Denis Lavant dans « Cap au pire » © Pierre Grobois

Denis Lavant : « On est harcelé, dévoré par l’envie de néant, dans la vie »

Lorène de Bonnay
Les Trois Coups

Après la représentation de « Cap au pire » au Théâtre des Halles, à Avignon, le public a pu assister à une rencontre entre les membres du « Séminaire Avignon » de l’Association nationale de recherche et d’action théâtrale (A.N.R.A.T.) et les deux artistes, Denis Lavant et Jacques Osinski. 

Dans sa Note d’intention, le metteur en scène explique que le titre Worstward Ho serait inspiré d’un roman d’aventure de Charles Kingsley, Westward Ho (Cap à l’Ouest), célébrant les victoires de l’Angleterre. Dans l’œuvre de Samuel Beckett, « un homme s’enfonce dans une forêt de mots. Il sait qu’il ne trouvera jamais celui qui est juste mais il essaie ». Il s’agit donc aussi d’une aventure, mais langagière et intérieure. Le spectacle, qui se déroule dans une semi-obscurité, présente les pensées et le dire d’un corps exténué mais increvable. Immobile, au dessus d’un carré incandescent, Denis Lavant ressemble à une vanité, à un dieu, à un rêve évanescent se fondant dans un tableau noir. Il fait entendre le pire et le vide pour s’en débarrasser : un projet existentiel et esthétique absolu.

Cap au pire
, écrit dans la dernière période de Beckett, non traduit par lui, n’est pas pensé pour le théâtre. Pourquoi le porter à la scène ?

Denis Lavant : Cap au pire n’est pas destiné à la représentation mais quelque chose existe dans le face-à-face avec le spectateur : il évoque des « ombres » dans l’obscurité, des « troncs » assis, vous ! Ce texte véhicule un imaginaire, comme la poésie. Entre les mots de Beckett, l’élocution qu’ils impliquent, la présence du public qui respire, bouge, qui peut être hostile ou riant, mon propre état physique, mon espace intérieur, les images gravitent ! Quand on joue cette œuvre, on a plusieurs niveaux de pensées en même temps : on est empli du texte et de la vie, de rencontres, de passages, d’impressions.

Jacques Osinski : L’interrogation qui traverse Cap au pire – comment faire avec les mots – n’est-elle pas aussi celle qui traverse le théâtre ? Comment rendre une écriture au théâtre. Ce n’est que cela. Rien que cela. Je veux retrouver au théâtre la foi dans les mots. Les comédiens ont besoin des mots. Denis a le courage de les affronter. De plus, ce livre n’appartient pas au répertoire. De ce fait, il n’oblige pas à respecter des didascalies, il n’impose aucune esthétique. J’avais donc un champ plus libre, moins référencé.

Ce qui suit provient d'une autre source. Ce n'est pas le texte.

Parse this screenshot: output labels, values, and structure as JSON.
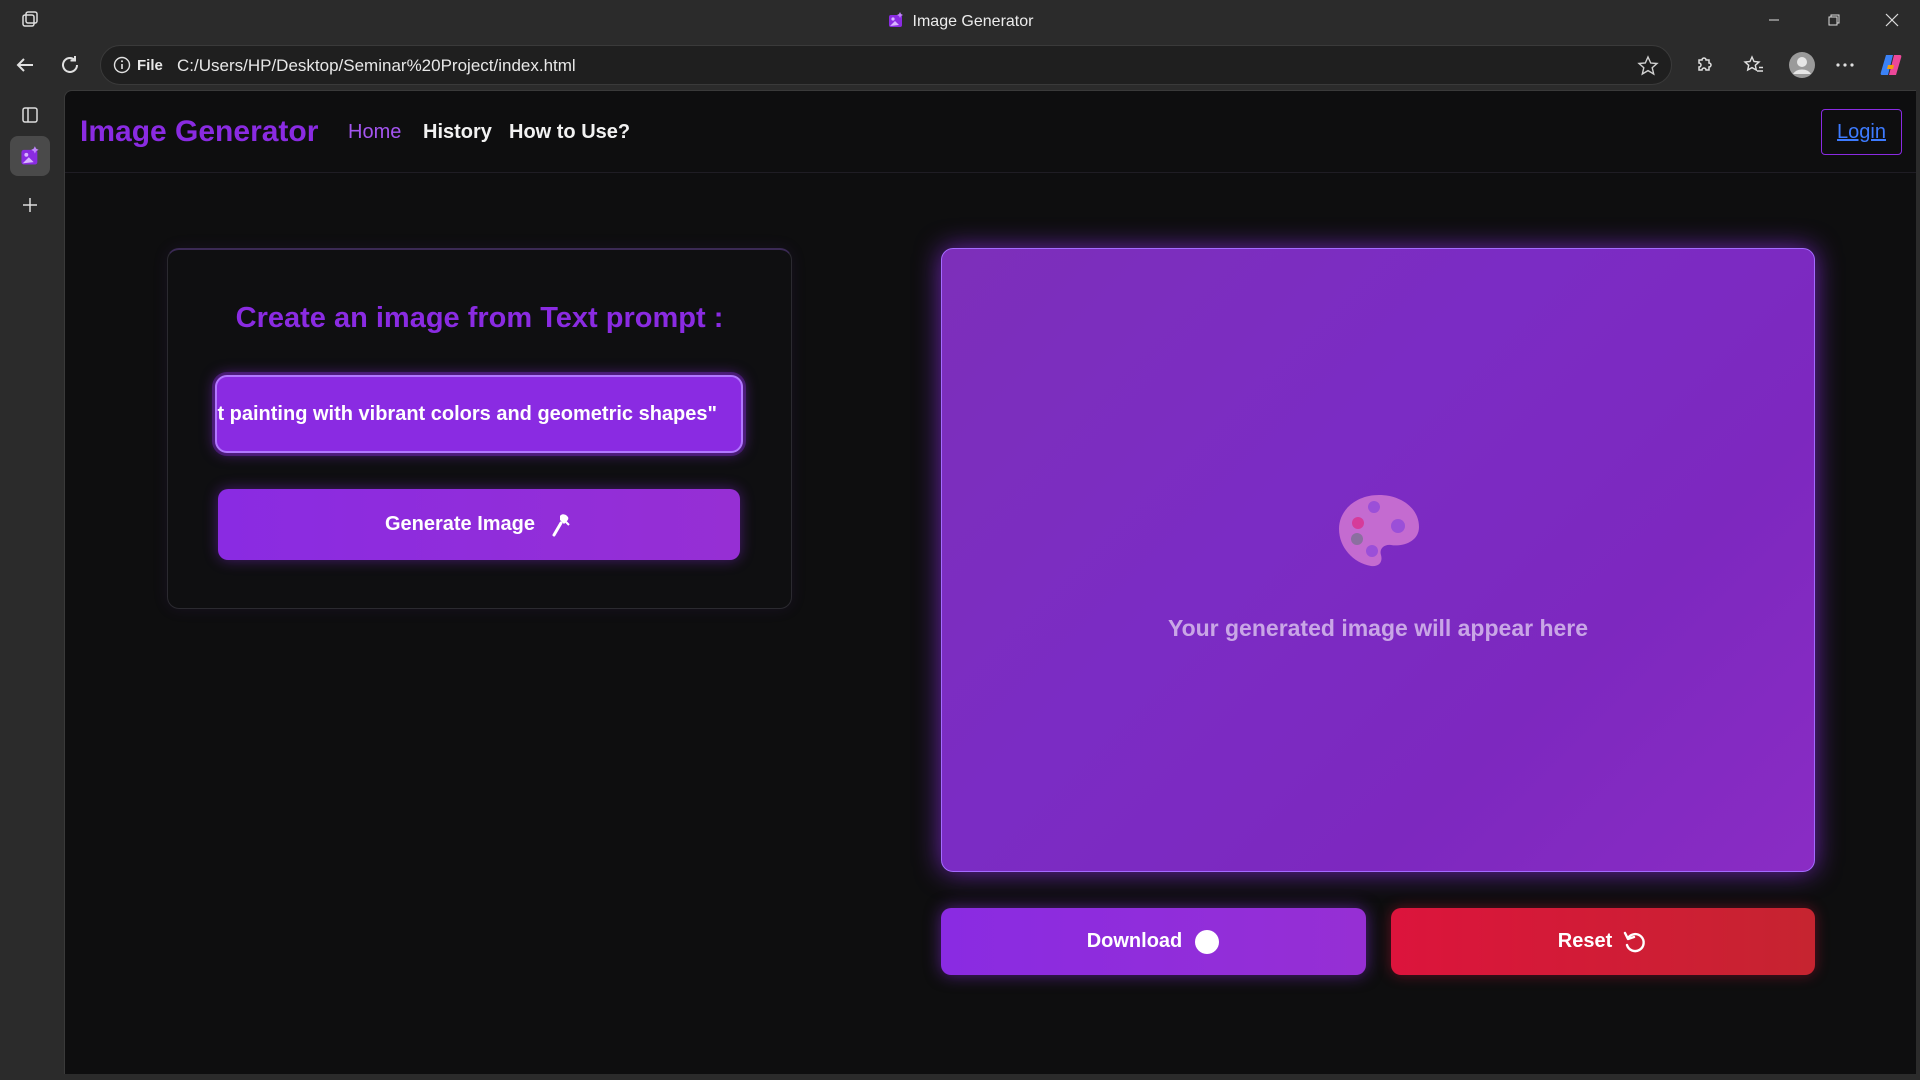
{
  "browser": {
    "window_title": "Image Generator",
    "address_scheme_label": "File",
    "url": "C:/Users/HP/Desktop/Seminar%20Project/index.html"
  },
  "page": {
    "brand": "Image Generator",
    "nav": {
      "home": "Home",
      "history": "History",
      "how_to_use": "How to Use?",
      "login": "Login"
    },
    "card": {
      "title": "Create an image from Text prompt :",
      "prompt_value": "t painting with vibrant colors and geometric shapes\"",
      "generate_label": "Generate Image"
    },
    "preview": {
      "placeholder_text": "Your generated image will appear here"
    },
    "actions": {
      "download_label": "Download",
      "reset_label": "Reset"
    }
  },
  "colors": {
    "accent": "#8a2be2",
    "danger": "#dc143c",
    "background": "#0e0e0f"
  },
  "icons": [
    "tabs-icon",
    "image-favicon-icon",
    "add-tab-icon",
    "back-arrow-icon",
    "refresh-icon",
    "info-icon",
    "star-icon",
    "extensions-icon",
    "favorites-icon",
    "profile-icon",
    "more-icon",
    "copilot-icon",
    "wand-icon",
    "palette-icon",
    "download-circle-icon",
    "reset-icon"
  ]
}
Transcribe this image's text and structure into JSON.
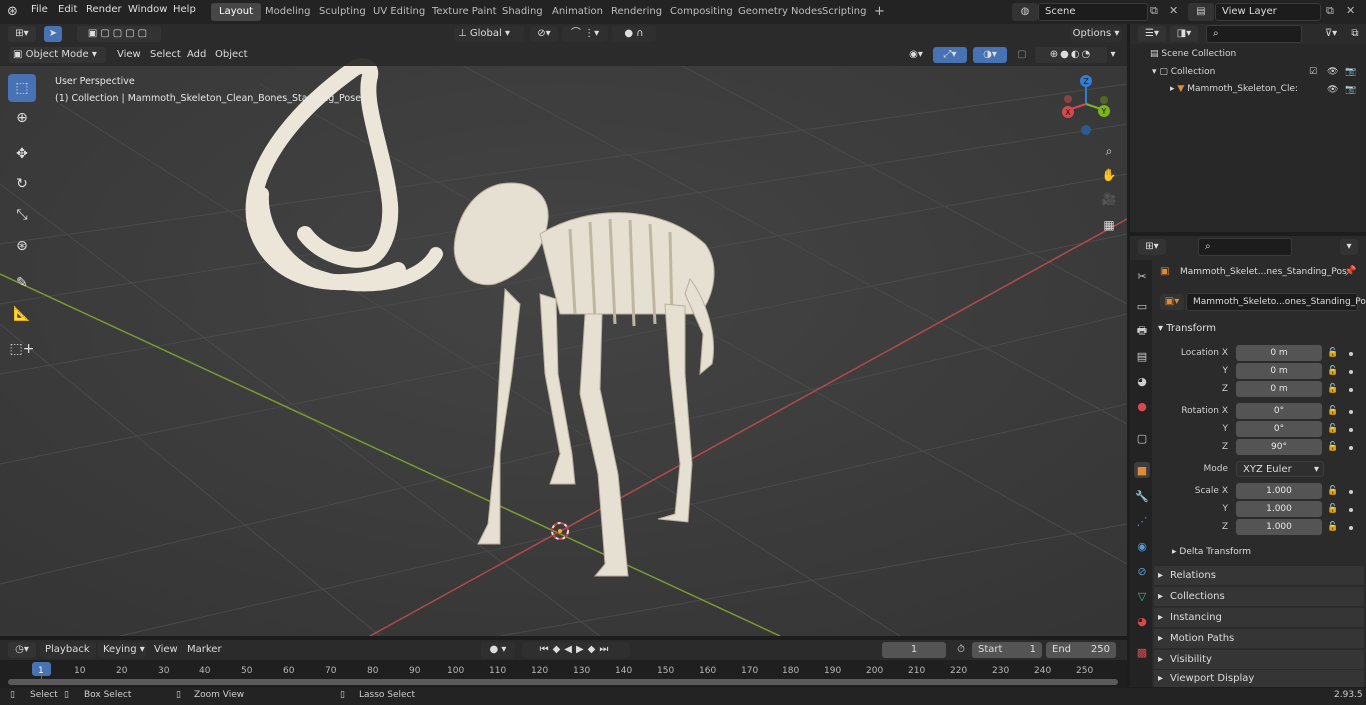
{
  "menu": {
    "file": "File",
    "edit": "Edit",
    "render": "Render",
    "window": "Window",
    "help": "Help"
  },
  "workspaces": [
    "Layout",
    "Modeling",
    "Sculpting",
    "UV Editing",
    "Texture Paint",
    "Shading",
    "Animation",
    "Rendering",
    "Compositing",
    "Geometry Nodes",
    "Scripting"
  ],
  "scene": {
    "name": "Scene",
    "view_layer": "View Layer"
  },
  "tool_header": {
    "orientation": "Global",
    "options": "Options"
  },
  "viewport_header": {
    "mode": "Object Mode",
    "view": "View",
    "select": "Select",
    "add": "Add",
    "object": "Object"
  },
  "viewport": {
    "perspective": "User Perspective",
    "collection_label": "(1) Collection | Mammoth_Skeleton_Clean_Bones_Standing_Pose"
  },
  "gizmo": {
    "x": "X",
    "y": "Y",
    "z": "Z"
  },
  "outliner": {
    "scene_collection": "Scene Collection",
    "collection": "Collection",
    "object": "Mammoth_Skeleton_Cle:"
  },
  "properties": {
    "object_name": "Mammoth_Skelet...nes_Standing_Pos",
    "object_field": "Mammoth_Skeleto...ones_Standing_Pose",
    "transform_label": "Transform",
    "location_label": "Location X",
    "y_label": "Y",
    "z_label": "Z",
    "rotation_label": "Rotation X",
    "scale_label": "Scale X",
    "mode_label": "Mode",
    "location": [
      "0 m",
      "0 m",
      "0 m"
    ],
    "rotation": [
      "0°",
      "0°",
      "90°"
    ],
    "scale": [
      "1.000",
      "1.000",
      "1.000"
    ],
    "rotation_mode": "XYZ Euler",
    "delta": "Delta Transform",
    "panels": [
      "Relations",
      "Collections",
      "Instancing",
      "Motion Paths",
      "Visibility",
      "Viewport Display"
    ]
  },
  "timeline": {
    "playback": "Playback",
    "keying": "Keying",
    "view": "View",
    "marker": "Marker",
    "current_frame": "1",
    "start_label": "Start",
    "start": "1",
    "end_label": "End",
    "end": "250",
    "ticks": [
      "1",
      "10",
      "20",
      "30",
      "40",
      "50",
      "60",
      "70",
      "80",
      "90",
      "100",
      "110",
      "120",
      "130",
      "140",
      "150",
      "160",
      "170",
      "180",
      "190",
      "200",
      "210",
      "220",
      "230",
      "240",
      "250"
    ]
  },
  "status": {
    "select": "Select",
    "box_select": "Box Select",
    "zoom_view": "Zoom View",
    "lasso_select": "Lasso Select",
    "version": "2.93.5"
  },
  "colors": {
    "accent": "#4772b3",
    "x_axis": "#d9484f",
    "y_axis": "#7bb51b",
    "z_axis": "#2f7fd8",
    "bone": "#e6e0d2"
  }
}
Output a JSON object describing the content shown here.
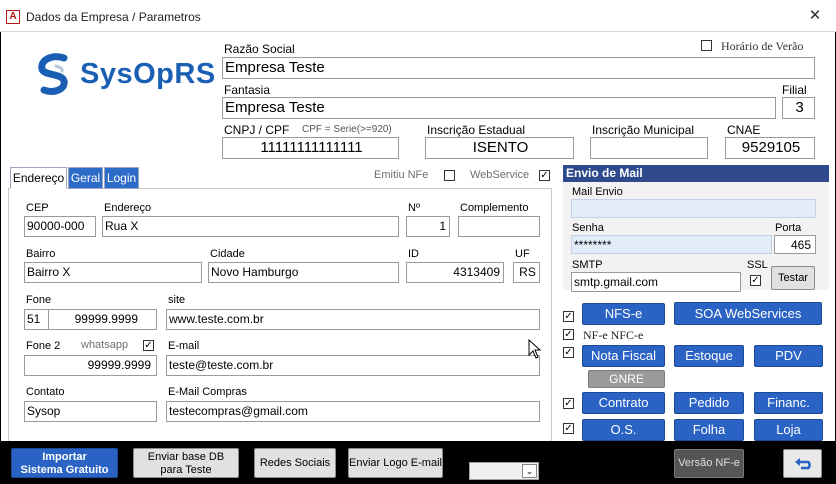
{
  "window": {
    "title": "Dados da Empresa / Parametros",
    "app_icon": "A"
  },
  "logo": {
    "text": "SysOpRS",
    "colors": {
      "swoosh": "#1a5fb4",
      "text": "#1a5fb4"
    }
  },
  "top": {
    "horario_verao_label": "Horário de Verão",
    "razao_social_label": "Razão Social",
    "razao_social_value": "Empresa Teste",
    "fantasia_label": "Fantasia",
    "fantasia_value": "Empresa Teste",
    "filial_label": "Filial",
    "filial_value": "3",
    "cnpj_label": "CNPJ / CPF",
    "cnpj_hint": "CPF = Serie(>=920)",
    "cnpj_value": "11111111111111",
    "ie_label": "Inscrição Estadual",
    "ie_value": "ISENTO",
    "im_label": "Inscrição Municipal",
    "im_value": "",
    "cnae_label": "CNAE",
    "cnae_value": "9529105"
  },
  "flags": {
    "emitiu_nfe_label": "Emitiu NFe",
    "webservice_label": "WebService"
  },
  "tabs": [
    {
      "label": "Endereço"
    },
    {
      "label": "Geral"
    },
    {
      "label": "Login"
    }
  ],
  "endereco": {
    "cep_label": "CEP",
    "cep_value": "90000-000",
    "endereco_label": "Endereço",
    "endereco_value": "Rua X",
    "numero_label": "Nº",
    "numero_value": "1",
    "complemento_label": "Complemento",
    "complemento_value": "",
    "bairro_label": "Bairro",
    "bairro_value": "Bairro X",
    "cidade_label": "Cidade",
    "cidade_value": "Novo Hamburgo",
    "id_label": "ID",
    "id_value": "4313409",
    "uf_label": "UF",
    "uf_value": "RS",
    "fone_label": "Fone",
    "fone_ddd": "51",
    "fone_value": "99999.9999",
    "site_label": "site",
    "site_value": "www.teste.com.br",
    "fone2_label": "Fone 2",
    "whatsapp_label": "whatsapp",
    "fone2_value": "99999.9999",
    "email_label": "E-mail",
    "email_value": "teste@teste.com.br",
    "contato_label": "Contato",
    "contato_value": "Sysop",
    "email_compras_label": "E-Mail Compras",
    "email_compras_value": "testecompras@gmail.com"
  },
  "mail": {
    "header": "Envio de Mail",
    "mail_envio_label": "Mail Envio",
    "mail_envio_value": "",
    "senha_label": "Senha",
    "senha_value": "********",
    "porta_label": "Porta",
    "porta_value": "465",
    "smtp_label": "SMTP",
    "smtp_value": "smtp.gmail.com",
    "ssl_label": "SSL",
    "testar_label": "Testar"
  },
  "modules": {
    "nfse": "NFS-e",
    "soa": "SOA WebServices",
    "nfe_nfce_label": "NF-e NFC-e",
    "nota_fiscal": "Nota Fiscal",
    "estoque": "Estoque",
    "pdv": "PDV",
    "gnre": "GNRE",
    "contrato": "Contrato",
    "pedido": "Pedido",
    "financ": "Financ.",
    "os": "O.S.",
    "folha": "Folha",
    "loja": "Loja"
  },
  "bottom": {
    "importar_line1": "Importar",
    "importar_line2": "Sistema Gratuito",
    "enviar_base_line1": "Enviar base DB",
    "enviar_base_line2": "para Teste",
    "redes_sociais": "Redes Sociais",
    "enviar_logo": "Enviar Logo E-mail",
    "versao_nfe": "Versão NF-e"
  },
  "colors": {
    "accent_blue": "#2a63c4",
    "mail_header": "#2e4a8c",
    "field_blue": "#e3ecf9"
  }
}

Justement, comment avez-vous imaginé la mise en espace du texte ?
Jacques Osinski :
Cap au pire évoque une constellation, « la Grande Ours », la « pénombre », « une mèche » qui brûle encore et éclaire la feuille d’un écrivain à la « tête inclinée, main atrophiée ». Celui-ci se réfère à un vieil homme, un enfant, une femme. L’espace qui entoure son corps ne fait pas rêver et je ne voulais pas illustrer les images, représenter scéniquement le texte, construire le décor d’un spectacle traditionnel. Je souhaitais créer des sensations en travaillant la rythmique de la lumière et de l’espace. Par exemple, la fluidité des éclairages produit un contraste sur le visage de Denis, qui semble plus vieux à la fin de la pièce. Notre travail s’apparente à une performance : il s’agit d’assumer le parcours complexe et exigeant proposé par le texte, cette traversée dans l’immobilité. J’espère que le spectateur suit, rêve, écoute parfois avec une attention flottante, reprend le fil, accepte ce mouvement sans chercher à tout comprendre et reste disponible.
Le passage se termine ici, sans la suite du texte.